The final irony is that the PTA wants me to join them. First, the pleas came via email for more moms to join. My son’s class had less participation within the PTA than the other classrooms. “We need a better showing to keep up with the other classrooms, and won’t you please join?” There was apparently a competitive element of some sort occurring among the classrooms. Mothers discussed it at pick up. “Are you going to join?” says one. “I don’t know, I guess so,” says the other. And then I was bribed, promised by one of the members that if I joined I would receive perks unavailable to non-PTA members. Coupons to local amusement parks would be gifted to me. “Really, you should join,” she coaxed. These woman obviously don’t know with whom they are pleading, as I am honestly the last person they want on their PTA. Interestingly, I harbor a great deal of admiration as I envision them in groups carrying clipboards in one hand and a plate of home baked cupcakes balanced on the palms of the other. Obviously, they are able to manage their own households and design campaigns against drug use, tied prettily with red ribbons while seamlessly detailing the evening’s events for the upcoming Fall Festival. Simultaneous achievements I could fantasize about and even aspire to, but never comfortably accomplish. I am consciously aware of my limitations and where my actual talents lie.
But even with my admiration in tact I can’t help but ignore and admit that the PTA conjures Hollywood projected images of the traditional Italian mob from the far reaches of my subconscious, as the suggestions to join are always fraught with meaning, undertones of greater implications. Under the promises of belonging, and camaraderie is always the subtext, and possible ramifications, questioning your commitment to the school, the community, and your child if you were, on the off chance, to say, “no.” As a stay at home mom in our child-based suburb, why on earth wouldn’t you join the PTA? That is if you love your child and care about their education? You do, don’t you?

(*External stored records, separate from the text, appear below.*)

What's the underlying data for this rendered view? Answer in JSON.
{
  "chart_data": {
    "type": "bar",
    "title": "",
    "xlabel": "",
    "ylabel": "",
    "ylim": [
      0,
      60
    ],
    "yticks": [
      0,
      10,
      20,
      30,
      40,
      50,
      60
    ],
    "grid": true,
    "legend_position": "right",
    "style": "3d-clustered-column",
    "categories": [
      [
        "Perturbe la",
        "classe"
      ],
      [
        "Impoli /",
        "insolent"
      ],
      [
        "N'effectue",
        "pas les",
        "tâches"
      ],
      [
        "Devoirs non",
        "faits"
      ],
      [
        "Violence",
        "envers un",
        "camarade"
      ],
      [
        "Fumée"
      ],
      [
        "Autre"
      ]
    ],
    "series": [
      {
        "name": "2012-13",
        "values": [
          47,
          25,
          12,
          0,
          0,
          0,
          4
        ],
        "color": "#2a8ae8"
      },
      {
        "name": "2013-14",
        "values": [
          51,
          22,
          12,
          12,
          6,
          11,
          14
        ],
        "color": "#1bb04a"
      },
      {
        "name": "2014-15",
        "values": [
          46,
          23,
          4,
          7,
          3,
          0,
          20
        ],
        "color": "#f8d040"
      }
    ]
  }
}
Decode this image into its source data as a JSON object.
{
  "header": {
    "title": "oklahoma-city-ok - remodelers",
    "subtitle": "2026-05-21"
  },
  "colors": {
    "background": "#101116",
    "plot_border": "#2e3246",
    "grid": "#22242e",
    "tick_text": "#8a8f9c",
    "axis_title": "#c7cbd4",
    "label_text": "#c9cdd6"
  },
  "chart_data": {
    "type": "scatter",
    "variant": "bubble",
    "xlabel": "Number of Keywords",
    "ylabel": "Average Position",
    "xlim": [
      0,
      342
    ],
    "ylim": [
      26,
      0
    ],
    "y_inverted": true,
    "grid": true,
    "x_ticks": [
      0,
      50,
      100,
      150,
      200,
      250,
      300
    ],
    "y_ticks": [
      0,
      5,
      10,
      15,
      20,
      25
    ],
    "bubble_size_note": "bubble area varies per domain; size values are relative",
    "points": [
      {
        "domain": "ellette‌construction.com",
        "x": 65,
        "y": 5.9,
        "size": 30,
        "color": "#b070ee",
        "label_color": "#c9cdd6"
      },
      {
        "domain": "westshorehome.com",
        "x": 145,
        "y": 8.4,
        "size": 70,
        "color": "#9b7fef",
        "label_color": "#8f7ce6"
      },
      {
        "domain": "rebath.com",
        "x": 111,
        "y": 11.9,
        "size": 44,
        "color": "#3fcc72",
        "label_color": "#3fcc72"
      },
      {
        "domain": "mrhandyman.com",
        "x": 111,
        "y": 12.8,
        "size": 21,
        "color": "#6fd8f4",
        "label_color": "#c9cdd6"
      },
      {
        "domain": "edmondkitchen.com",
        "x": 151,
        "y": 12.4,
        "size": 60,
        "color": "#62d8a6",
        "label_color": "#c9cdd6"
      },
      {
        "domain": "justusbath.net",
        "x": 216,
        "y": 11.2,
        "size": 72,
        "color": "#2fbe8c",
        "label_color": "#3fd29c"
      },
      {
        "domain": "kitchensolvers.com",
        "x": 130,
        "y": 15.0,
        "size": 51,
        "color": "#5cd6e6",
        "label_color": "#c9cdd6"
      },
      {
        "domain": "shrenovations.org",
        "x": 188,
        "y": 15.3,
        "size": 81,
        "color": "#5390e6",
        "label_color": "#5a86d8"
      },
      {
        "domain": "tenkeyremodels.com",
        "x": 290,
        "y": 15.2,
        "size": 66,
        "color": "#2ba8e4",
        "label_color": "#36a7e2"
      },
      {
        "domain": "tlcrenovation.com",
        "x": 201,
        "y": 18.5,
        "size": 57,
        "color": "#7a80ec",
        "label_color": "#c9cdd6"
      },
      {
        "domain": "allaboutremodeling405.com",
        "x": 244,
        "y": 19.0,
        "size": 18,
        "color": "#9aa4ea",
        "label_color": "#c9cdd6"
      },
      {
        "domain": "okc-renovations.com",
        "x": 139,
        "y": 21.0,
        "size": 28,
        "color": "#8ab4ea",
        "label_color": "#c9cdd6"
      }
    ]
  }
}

As time goes by, I hold my ground, not having volunteered and not having joined. Not having signed any sign-ups, I lay low and have begun to tread more cautiously as I travel down the cleaning isle on my weekly trips to Target. I wonder if this will be the week that an anonymously hard swung Swiffer takes me out from behind. I will lie on the floor of the Target, temporarily unconscious with the seemingly innocuous and yet really so ingenious and convenient Swiffer, a miracle of modern innovation lying at my side. No permanent damage done, but the message clear. No one will have seen a thing. That is if my son doesn’t take me out first.